Spam vs Ham Classifier that classifies whether a message is spam or ham using Logistic Regression, Which is implemented from scratch.
For running the classifier, I shall recommend installing anaconda for python 3.7. This ensures all the basic dependencies. Moreover, you may create a virtual environment using the environment.yml file uploaded in the repository. The command to create the virtual environment with the environment.yml file is:
conda env create -f environment.yml
The first line of .yml file sets the name of the environment
conda activate {env_name}
This .yml file shall take care of all the important dependencies required for Machine Learning and Deep Learning.
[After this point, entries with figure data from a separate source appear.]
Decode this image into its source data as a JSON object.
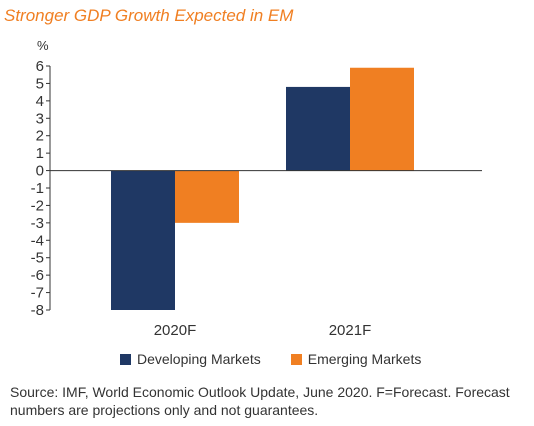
{
  "chart_data": {
    "type": "bar",
    "title": "Stronger GDP Growth Expected in EM",
    "unit_label": "%",
    "categories": [
      "2020F",
      "2021F"
    ],
    "series": [
      {
        "name": "Developing Markets",
        "color": "#1f3864",
        "values": [
          -8.0,
          4.8
        ]
      },
      {
        "name": "Emerging Markets",
        "color": "#f07f22",
        "values": [
          -3.0,
          5.9
        ]
      }
    ],
    "ylim": [
      -8,
      6
    ],
    "yticks": [
      6,
      5,
      4,
      3,
      2,
      1,
      0,
      -1,
      -2,
      -3,
      -4,
      -5,
      -6,
      -7,
      -8
    ],
    "grid": false,
    "legend_position": "bottom"
  },
  "source_note": "Source: IMF, World Economic Outlook Update, June 2020. F=Forecast. Forecast numbers are projections only and not guarantees."
}
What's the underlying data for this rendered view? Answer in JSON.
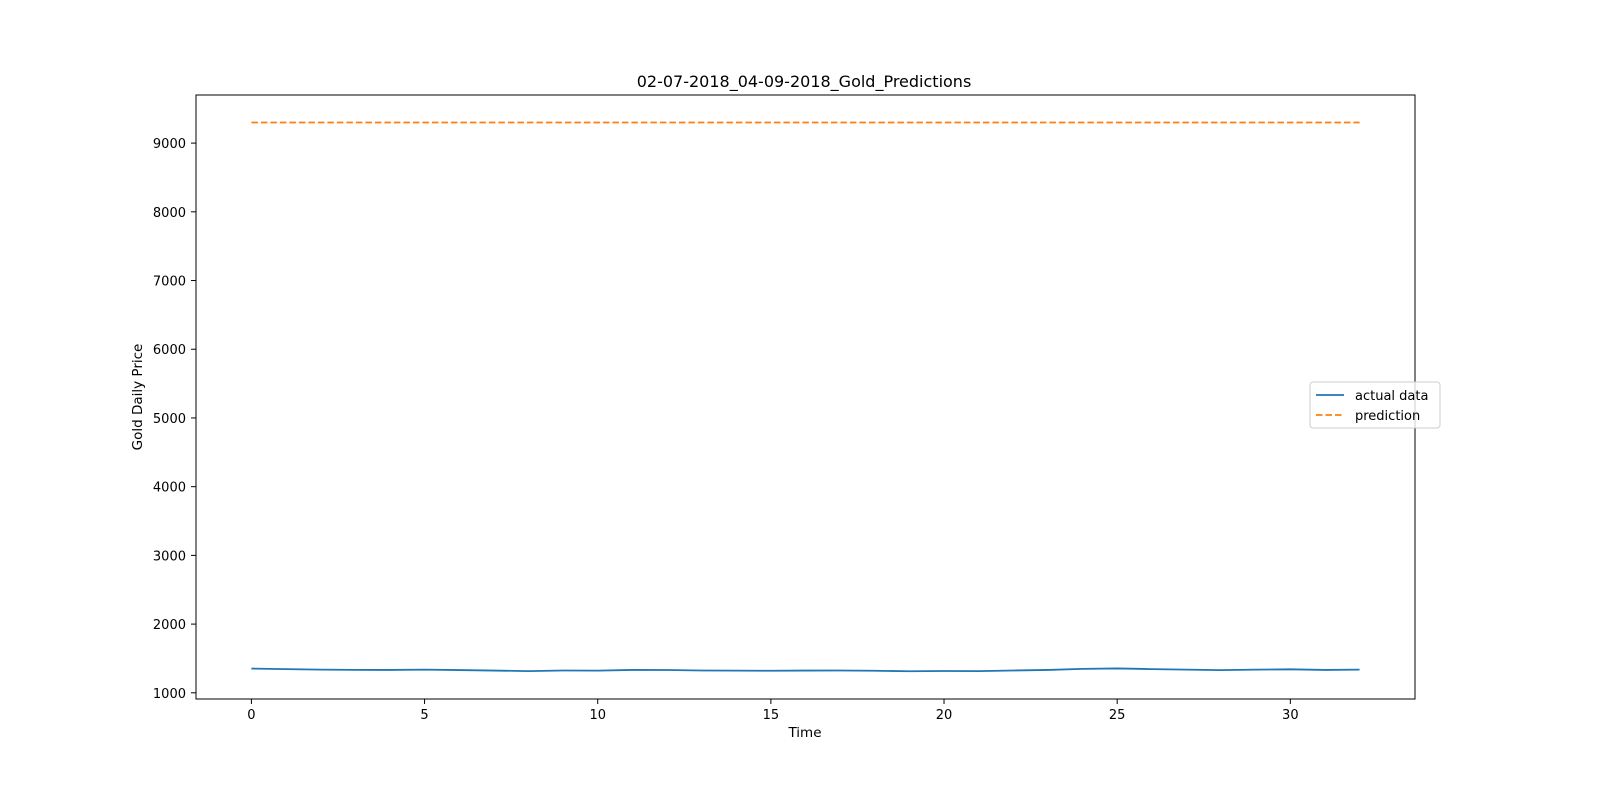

for installing any package package_name
pip install package_name
In this step, we imported the important python libraries for linear algebra, data preprocessing and Natural Language Processing.
- numpy
- pandas
- string
- scikitlearn
- Natural Language toolkit (NLTK)
- pyplot
- scipy
The dataset was imported and was processed as per following sequence:
- Cleaning the data by removing punctuations and stopwords
- Stemming : reducing the words to roots
- TfIdf vectorization : creating a proper matrix of words appearing, with proper weightage given to each word
The steps to code the logistic regression classifier from scratch are:
- Define the logistic funtion, more popularly known as sigmoid function
- Define the logistic cost function
- Define the gradient descent algorithm to get optimum parameters
- Initialise the matrix of parameters, the learning rate, the number of iterations
- split the data into training set and test set, and make predictions on the test set.
In this classifier, I have used learning rate = 0.01 and 10,000 iterations. This resulted in an accuracy of 86.54%. Feel free to play around with these two hyper parameters to get better results.